Disney has been a machine for making magic — and money — since its founding in 1923. On Tuesday, the company’s board tapped Josh D’Amaro, the head of its parks and resorts division, to take the reins from retiring CEO Bob Iger, with an eye toward another magically profitable century. With grave threats facing the entertainment giant’s business model, that will require evolution — something all iconic brands must do if they hope to survive.
Mickey Mouse is the foundation on which Disney’s fortunes were built. Walt Disney launched the character to fame in 1928’s “Steamboat Willie,” the first animated film to feature fully synchronized sound. It was soon powering not just audience laughter and studio profits, but an entire secondary industry of licensed Disney merchandise, from toys to neckties, silverware and marmalade. This made for an elegantly profitable cycle: the merch made the productions more lucrative, while the lavish animation it funded made the merch more marketable.
Disney has ridden that to ever-greater heights. The House of Mouse still has a robust licensing business, but there are also theme parks and cruises, ABC and cable networks, a streaming service and even planned communities. The engine of this virtuous cycle remains Disney’s fearsome creative operation, along with its library of iconic copyrights and trademarks.
That made a strong argument for handing the keys over to Dana Walden, who oversees the company’s television and streaming unit, and speaks fluent Hollywood. But the prize went to D’Amaro, whose focus is customer “experiences.” Given the disruptions roiling the entertainment business, that logic makes sense.
Some of the most beloved Disney characters, including Mickey, will age out of copyright in the coming years — even as falling birth rates deliver fewer new consumers for kid’s movies and associated merchandise. Tentpole franchises such as Marvel have started to look long in the tooth. The collapse of the cable bundle means a dimming future for the company’s networks, especially crown jewel ESPN, which faces fiercer competition for broadcast rights, and can no longer collect tidy “carriage fees” every month from millions of cable subscribers who will never watch a game.
Disney competes for eyeballs not just with rival studios but TikTokers and YouTubers. These hungry upstarts are capitalizing on new technologies to delight audiences the way Walt Disney did during Hollywood’s golden age. The company has also tried to get into video games, investing $1.5 billion into the maker of “Fortnite.”

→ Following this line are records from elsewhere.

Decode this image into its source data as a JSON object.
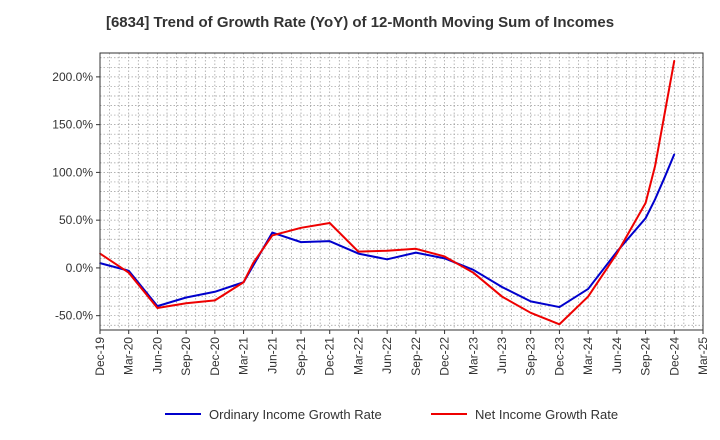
{
  "chart_data": {
    "type": "line",
    "title": "[6834]  Trend of Growth Rate (YoY) of 12-Month Moving Sum of Incomes",
    "xlabel": "",
    "ylabel": "",
    "ylim": [
      -65,
      225
    ],
    "y_ticks": [
      -50,
      0,
      50,
      100,
      150,
      200
    ],
    "y_tick_labels": [
      "-50.0%",
      "0.0%",
      "50.0%",
      "100.0%",
      "150.0%",
      "200.0%"
    ],
    "x_tick_labels": [
      "Dec-19",
      "Mar-20",
      "Jun-20",
      "Sep-20",
      "Dec-20",
      "Mar-21",
      "Jun-21",
      "Sep-21",
      "Dec-21",
      "Mar-22",
      "Jun-22",
      "Sep-22",
      "Dec-22",
      "Mar-23",
      "Jun-23",
      "Sep-23",
      "Dec-23",
      "Mar-24",
      "Jun-24",
      "Sep-24",
      "Dec-24",
      "Mar-25"
    ],
    "x": [
      "Dec-19",
      "Jan-20",
      "Feb-20",
      "Mar-20",
      "Apr-20",
      "May-20",
      "Jun-20",
      "Jul-20",
      "Aug-20",
      "Sep-20",
      "Oct-20",
      "Nov-20",
      "Dec-20",
      "Jan-21",
      "Feb-21",
      "Mar-21",
      "Apr-21",
      "May-21",
      "Jun-21",
      "Jul-21",
      "Aug-21",
      "Sep-21",
      "Oct-21",
      "Nov-21",
      "Dec-21",
      "Jan-22",
      "Feb-22",
      "Mar-22",
      "Apr-22",
      "May-22",
      "Jun-22",
      "Jul-22",
      "Aug-22",
      "Sep-22",
      "Oct-22",
      "Nov-22",
      "Dec-22",
      "Jan-23",
      "Feb-23",
      "Mar-23",
      "Apr-23",
      "May-23",
      "Jun-23",
      "Jul-23",
      "Aug-23",
      "Sep-23",
      "Oct-23",
      "Nov-23",
      "Dec-23",
      "Jan-24",
      "Feb-24",
      "Mar-24",
      "Apr-24",
      "May-24",
      "Jun-24",
      "Jul-24",
      "Aug-24",
      "Sep-24",
      "Oct-24",
      "Nov-24",
      "Dec-24",
      "Jan-25",
      "Feb-25",
      "Mar-25"
    ],
    "grid": true,
    "legend_position": "bottom-center",
    "series": [
      {
        "name": "Ordinary Income Growth Rate",
        "color": "#0000cc",
        "points": [
          [
            "Dec-19",
            5
          ],
          [
            "Mar-20",
            -3
          ],
          [
            "Jun-20",
            -40
          ],
          [
            "Sep-20",
            -31
          ],
          [
            "Dec-20",
            -25
          ],
          [
            "Mar-21",
            -15
          ],
          [
            "Jun-21",
            37
          ],
          [
            "Sep-21",
            27
          ],
          [
            "Dec-21",
            28
          ],
          [
            "Mar-22",
            15
          ],
          [
            "Jun-22",
            9
          ],
          [
            "Sep-22",
            16
          ],
          [
            "Dec-22",
            10
          ],
          [
            "Mar-23",
            -2
          ],
          [
            "Jun-23",
            -20
          ],
          [
            "Sep-23",
            -35
          ],
          [
            "Dec-23",
            -41
          ],
          [
            "Mar-24",
            -22
          ],
          [
            "Jun-24",
            17
          ],
          [
            "Sep-24",
            52
          ],
          [
            "Oct-24",
            72
          ],
          [
            "Nov-24",
            95
          ],
          [
            "Dec-24",
            119
          ]
        ]
      },
      {
        "name": "Net Income Growth Rate",
        "color": "#ee0000",
        "points": [
          [
            "Dec-19",
            15
          ],
          [
            "Mar-20",
            -5
          ],
          [
            "Jun-20",
            -42
          ],
          [
            "Sep-20",
            -37
          ],
          [
            "Dec-20",
            -34
          ],
          [
            "Mar-21",
            -15
          ],
          [
            "Apr-21",
            5
          ],
          [
            "Jun-21",
            34
          ],
          [
            "Sep-21",
            42
          ],
          [
            "Dec-21",
            47
          ],
          [
            "Mar-22",
            17
          ],
          [
            "Jun-22",
            18
          ],
          [
            "Sep-22",
            20
          ],
          [
            "Dec-22",
            12
          ],
          [
            "Mar-23",
            -5
          ],
          [
            "Jun-23",
            -30
          ],
          [
            "Sep-23",
            -47
          ],
          [
            "Dec-23",
            -59
          ],
          [
            "Mar-24",
            -30
          ],
          [
            "Jun-24",
            15
          ],
          [
            "Sep-24",
            68
          ],
          [
            "Oct-24",
            107
          ],
          [
            "Nov-24",
            162
          ],
          [
            "Dec-24",
            217
          ]
        ]
      }
    ]
  }
}
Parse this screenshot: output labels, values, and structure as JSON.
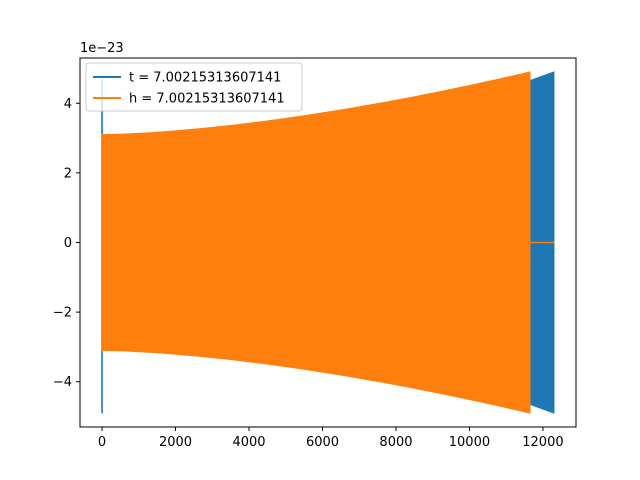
{
  "chart_data": {
    "type": "line",
    "title": "",
    "xlabel": "",
    "ylabel": "",
    "y_offset_text": "1e−23",
    "xlim": [
      -600,
      12900
    ],
    "ylim": [
      -5.3,
      5.3
    ],
    "xticks": [
      0,
      2000,
      4000,
      6000,
      8000,
      10000,
      12000
    ],
    "xtick_labels": [
      "0",
      "2000",
      "4000",
      "6000",
      "8000",
      "10000",
      "12000"
    ],
    "yticks": [
      -4,
      -2,
      0,
      2,
      4
    ],
    "ytick_labels": [
      "−4",
      "−2",
      "0",
      "2",
      "4"
    ],
    "grid": false,
    "legend_position": "upper-left",
    "series": [
      {
        "name": "t = 7.00215313607141",
        "color": "#1f77b4",
        "description_points": {
          "x_start": 0,
          "x_end": 12300,
          "spike_at_start": {
            "x": 0,
            "max": 4.7,
            "min": -4.9
          },
          "envelope_at_11650": 4.65,
          "envelope_at_12300": 4.9
        }
      },
      {
        "name": "h = 7.00215313607141",
        "color": "#ff7f0e",
        "description_points": {
          "x_start": 0,
          "x_end": 11650,
          "envelope_start": 3.1,
          "envelope_end": 4.9,
          "flat_after": {
            "x_start": 11650,
            "x_end": 12300,
            "y": 0
          }
        }
      }
    ]
  }
}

Artificial intelligence poses an existential threat by enabling amateur creators to challenge Big Mouse on shoestring budgets. Disney is racing to harness AI, signing a $1 billion deal with OpenAI in December. With a $185 billion market capitalization, it can afford to spend big on computational power and top talent. But when the economics of an industry shift this abruptly, the giants of yesteryear often lose their footing.
None of that is to discount Disney’s ability to keep winning audiences with new movies and shows. It’s just that the part of the business least vulnerable to all this disruption is what cannot be streamed, copied or substituted at a fraction of the cost: Disney’s meticulously designed in-person experiences and physical goods. These accounted for 57 percent of Disney’s operating income last year.
D’Amaro’s challenge will be keeping the creative engine running strongly enough to power growth in the businesses where Disney has a better-protected competitive edge. His previous success is no guarantee of a fairy tale ending.